IV. Determination of Competency
¶38. Thomas’ final contention is that the circuit court erred by finding him competent to
plead guilty. After a review of the record, we do not find the circuit court’s conclusion to be
in error.
¶39. In Mississippi, a defendant is legally competent to stand trial if he or she is able to (1)
perceive and understand the nature of the proceedings; (2) rationally communicate with his
attorney about the case; (3) recall relevant facts; (4) testify in his own defense if appropriate;
and (5) “whose ability to satisfy the foregoing criteria is commensurate with the severity and
complexity of the case.” James, 86 So. 3d at 291 (¶17) (quoting Howard v. State, 701 So.
2d 274, 280 (Miss. 1997), overruled on other grounds by Hearn v. State, 3 So. 3d 722, 730
n.11 (Miss. 2008)).
¶40. Here, the circuit court relied on the extensive testimony of Dr. Lott, who evaluated
22 Thomas contemporaneously with his guilty plea and found him to be competent to stand trial.
Specifically, Dr. Lott stated, “[I]t was my opinion that he had the sufficient present ability
to confer with his attorney with a reasonable degree of rational understanding, and he had a
factual and rational understanding of the nature and the object of the legal proceedings
against him.” This was Dr. Lott’s opinion at the time of the plea hearing and it remained his
opinion after reading the available MDOC and medical records prior to the retrospective
competency hearing. And although Dr. Lott stated that he would have liked to view the
missing records, they “did not give him sufficient pause for the question regarding
competency” because the lost records were applicable to Thomas’ mental health
diagnoses—not to his legal competency to stand trial. Dr. Lott determined that the missing
records were not needed for his assessment of competency.

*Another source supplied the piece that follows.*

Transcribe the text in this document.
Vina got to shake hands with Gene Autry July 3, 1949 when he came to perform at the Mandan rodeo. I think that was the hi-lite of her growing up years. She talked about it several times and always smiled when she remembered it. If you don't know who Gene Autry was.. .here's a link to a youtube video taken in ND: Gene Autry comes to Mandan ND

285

¶41. Dr. Lott’s report was also available to the circuit court as evidence. Transcripts of in-
depth conversation with the circuit court during pre-trial hearings were available as well.

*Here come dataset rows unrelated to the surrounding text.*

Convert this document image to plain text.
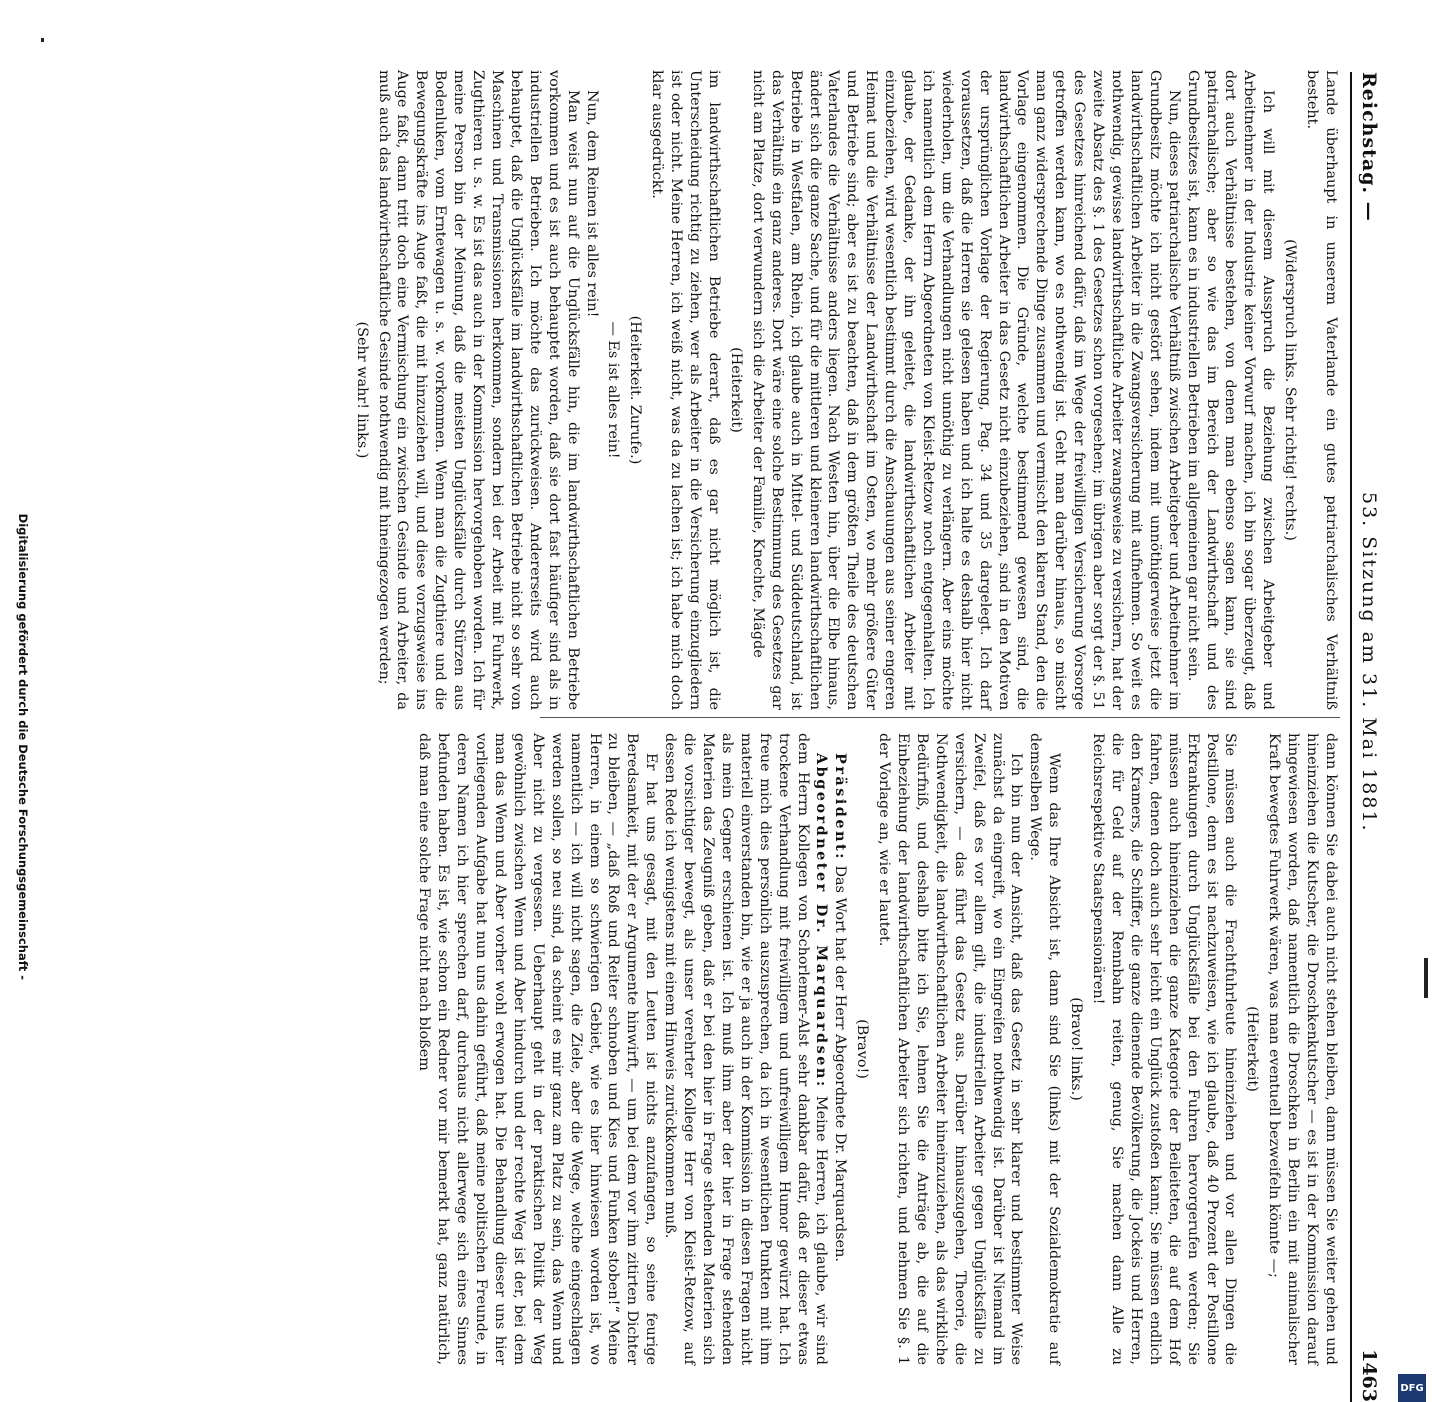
Reichstag. —
53. Sitzung am 31. Mai 1881.
1463

Lande überhaupt in unserem Vaterlande ein gutes patriarchalisches Verhältniß besteht.

(Widerspruch links. Sehr richtig! rechts.)

Ich will mit diesem Ausspruch die Beziehung zwischen Arbeitgeber und Arbeitnehmer in der Industrie keiner Vorwurf machen, ich bin sogar überzeugt, daß dort auch Verhältnisse bestehen, von denen man ebenso sagen kann, sie sind patriarchalische; aber so wie das im Bereich der Landwirthschaft und des Grundbesitzes ist, kann es in industriellen Betrieben im allgemeinen gar nicht sein.

Nun, dieses patriarchalische Verhältniß zwischen Arbeitgeber und Arbeitnehmer im Grundbesitz möchte ich nicht gestört sehen, indem mit unnöthigerweise jetzt die landwirthschaftlichen Arbeiter in die Zwangsversicherung mit aufnehmen. So weit es nothwendig, gewisse landwirthschaftliche Arbeiter zwangsweise zu versichern, hat der zweite Absatz des §. 1 des Gesetzes schon vorgesehen; im übrigen aber sorgt der §. 51 des Gesetzes hinreichend dafür, daß im Wege der freiwilligen Versicherung Vorsorge getroffen werden kann, wo es nothwendig ist. Geht man darüber hinaus, so mischt man ganz widersprechende Dinge zusammen und vermischt den klaren Stand, den die Vorlage eingenommen. Die Gründe, welche bestimmend gewesen sind, die landwirthschaftlichen Arbeiter in das Gesetz nicht einzubeziehen, sind in den Motiven der ursprünglichen Vorlage der Regierung, Pag. 34 und 35 dargelegt. Ich darf voraussetzen, daß die Herren sie gelesen haben und ich halte es deshalb hier nicht wiederholen, um die Verhandlungen nicht unnöthig zu verlängern. Aber eins möchte ich namentlich dem Herrn Abgeordneten von Kleist-Retzow noch entgegenhalten. Ich glaube, der Gedanke, der ihn geleitet, die landwirthschaftlichen Arbeiter mit einzubeziehen, wird wesentlich bestimmt durch die Anschauungen aus seiner engeren Heimat und die Verhältnisse der Landwirthschaft im Osten, wo mehr größere Güter und Betriebe sind; aber es ist zu beachten, daß in dem größten Theile des deutschen Vaterlandes die Verhältnisse anders liegen. Nach Westen hin, über die Elbe hinaus, ändert sich die ganze Sache, und für die mittleren und kleineren landwirthschaftlichen Betriebe in Westfalen, am Rhein, ich glaube auch in Mittel- und Süddeutschland, ist das Verhältniß ein ganz anderes. Dort wäre eine solche Bestimmung des Gesetzes gar nicht am Platze, dort verwundern sich die Arbeiter der Familie, Knechte, Mägde

(Heiterkeit)

im landwirthschaftlichen Betriebe derart, daß es gar nicht möglich ist, die Unterscheidung richtig zu ziehen, wer als Arbeiter in die Versicherung einzugliedern ist oder nicht. Meine Herren, ich weiß nicht, was da zu lachen ist; ich habe mich doch klar ausgedrückt.

(Heiterkeit. Zurufe.)

— Es ist alles rein!

Nun, dem Reinen ist alles rein!

Man weist nun auf die Unglücksfälle hin, die im landwirthschaftlichen Betriebe vorkommen und es ist auch behauptet worden, daß sie dort fast häufiger sind als in industriellen Betrieben. Ich möchte das zurückweisen. Andererseits wird auch behauptet, daß die Unglücksfälle im landwirthschaftlichen Betriebe nicht so sehr von Maschinen und Transmissionen herkommen, sondern bei der Arbeit mit Fuhrwerk, Zugthieren u. s. w. Es ist das auch in der Kommission hervorgehoben worden. Ich für meine Person bin der Meinung, daß die meisten Unglücksfälle durch Stürzen aus Bodenluken, vom Erntewagen u. s. w. vorkommen. Wenn man die Zugthiere und die Bewegungskräfte ins Auge faßt, die mit hinzuziehen will, und diese vorzugsweise ins Auge faßt, dann tritt doch eine Vermischung ein zwischen Gesinde und Arbeiter, da muß auch das landwirthschaftliche Gesinde nothwendig mit hineingezogen werden;

(Sehr wahr! links.)

dann können Sie dabei auch nicht stehen bleiben, dann müssen Sie weiter gehen und hineinziehen die Kutscher, die Droschkenkutscher — es ist in der Kommission darauf hingewiesen worden, daß namentlich die Droschken in Berlin ein mit animalischer Kraft bewegtes Fuhrwerk wären, was man eventuell bezweifeln könnte —;

(Heiterkeit)

Sie müssen auch die Frachtfuhrleute hineinziehen und vor allen Dingen die Postillone, denn es ist nachzuweisen, wie ich glaube, daß 40 Prozent der Postillone Erkrankungen durch Unglücksfälle bei den Fuhren hervorgerufen werden; Sie müssen auch hineinziehen die ganze Kategorie der Beileiteten, die auf dem Hof fahren, denen doch auch sehr leicht ein Unglück zustoßen kann; Sie müssen endlich den Kramers, die Schiffer, die ganze dienende Bevölkerung, die Jockeis und Herren, die für Geld auf der Rennbahn reiten, genug, Sie machen dann Alle zu Reichsrespektive Staatspensionären!

(Bravo! links.)

Wenn das Ihre Absicht ist, dann sind Sie (links) mit der Sozialdemokratie auf demselben Wege.

Ich bin nun der Ansicht, daß das Gesetz in sehr klarer und bestimmter Weise zunächst da eingreift, wo ein Eingreifen nothwendig ist. Darüber ist Niemand im Zweifel, daß es vor allem gilt, die industriellen Arbeiter gegen Unglücksfälle zu versichern, — das führt das Gesetz aus. Darüber hinauszugehen, Theorie, die Nothwendigkeit, die landwirthschaftlichen Arbeiter hineinzuziehen, als das wirkliche Bedürfniß, und deshalb bitte ich Sie, lehnen Sie die Anträge ab, die auf die Einbeziehung der landwirthschaftlichen Arbeiter sich richten, und nehmen Sie §. 1 der Vorlage an, wie er lautet.

(Bravo!)

Präsident: Das Wort hat der Herr Abgeordnete Dr. Marquardsen.

Abgeordneter Dr. Marquardsen: Meine Herren, ich glaube, wir sind dem Herrn Kollegen von Schorlemer-Alst sehr dankbar dafür, daß er dieser etwas trockene Verhandlung mit freiwilligem und unfreiwilligem Humor gewürzt hat. Ich freue mich dies persönlich auszusprechen, da ich in wesentlichen Punkten mit ihm materiell einverstanden bin, wie er ja auch in der Kommission in diesen Fragen nicht als mein Gegner erschienen ist. Ich muß ihm aber der hier in Frage stehenden Materien das Zeugniß geben, daß er bei den hier in Frage stehenden Materien sich die vorsichtiger bewegt, als unser verehrter Kollege Herr von Kleist-Retzow, auf dessen Rede ich wenigstens mit einem Hinweis zurückkommen muß.

Er hat uns gesagt, mit den Leuten ist nichts anzufangen, so seine feurige Beredsamkeit, mit der er Argumente hinwirft, — um bei dem vor ihm zitirten Dichter zu bleiben, — „daß Roß und Reiter schnoben und Kies und Funken stoben!“ Meine Herren, in einem so schwierigen Gebiet, wie es hier hinwiesen worden ist, wo namentlich — ich will nicht sagen, die Ziele, aber die Wege, welche eingeschlagen werden sollen, so neu sind, da scheint es mir ganz am Platz zu sein, das Wenn und Aber nicht zu vergessen. Ueberhaupt geht in der praktischen Politik der Weg gewöhnlich zwischen Wenn und Aber hindurch und der rechte Weg ist der, bei dem man das Wenn und Aber vorher wohl erwogen hat. Die Behandlung dieser uns hier vorliegenden Aufgabe hat nun uns dahin geführt, daß meine politischen Freunde, in deren Namen ich hier sprechen darf, durchaus nicht allerwege sich eines Sinnes befunden haben. Es ist, wie schon ein Redner vor mir bemerkt hat, ganz natürlich, daß man eine solche Frage nicht nach bloßem

Digitalisierung gefördert durch die Deutsche Forschungsgemeinschaft -
DFG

The plea-hearing transcript was available and reflected no abnormal interactions between
Thomas and the circuit court. Witnesses like Merchant also testified to the normalcy of the
plea petition and that Thomas appeared to understand the nature of the proceedings, respond
to the circuit court’s prompts, and understand the nature of the proceedings. Given the
abundance of information before the circuit court, we find no error in the circuit court’s
conclusion that Thomas was competent to plead guilty in 2007 and that Thomas’ guilty pleas
were freely, knowingly, and voluntarily given with sufficient factual bases.
CONCLUSION
23 ¶42. For these reasons, we affirm the circuit court’s order denying Thomas’ PCR claims
regarding sentencing Thomas as a sex offender for kidnapping his own children and
accepting his guilty plea to kidnapping. We also affirm the circuit court’s determination that
a retrospective competency hearing could be conducted, as well as the court’s conclusion that
Thomas was competent to plead guilty in 2007.
¶43. AFFIRMED.
BARNES, C.J., CARLTON, P.J., GREENLEE, McDONALD, LAWRENCE AND McCARTY, JJ., CONCUR. WILSON, P.J., SMITH AND EMFINGER, JJ., CONCUR IN PART AND IN THE RESULT WITHOUT SEPARATE WRITTEN OPINION.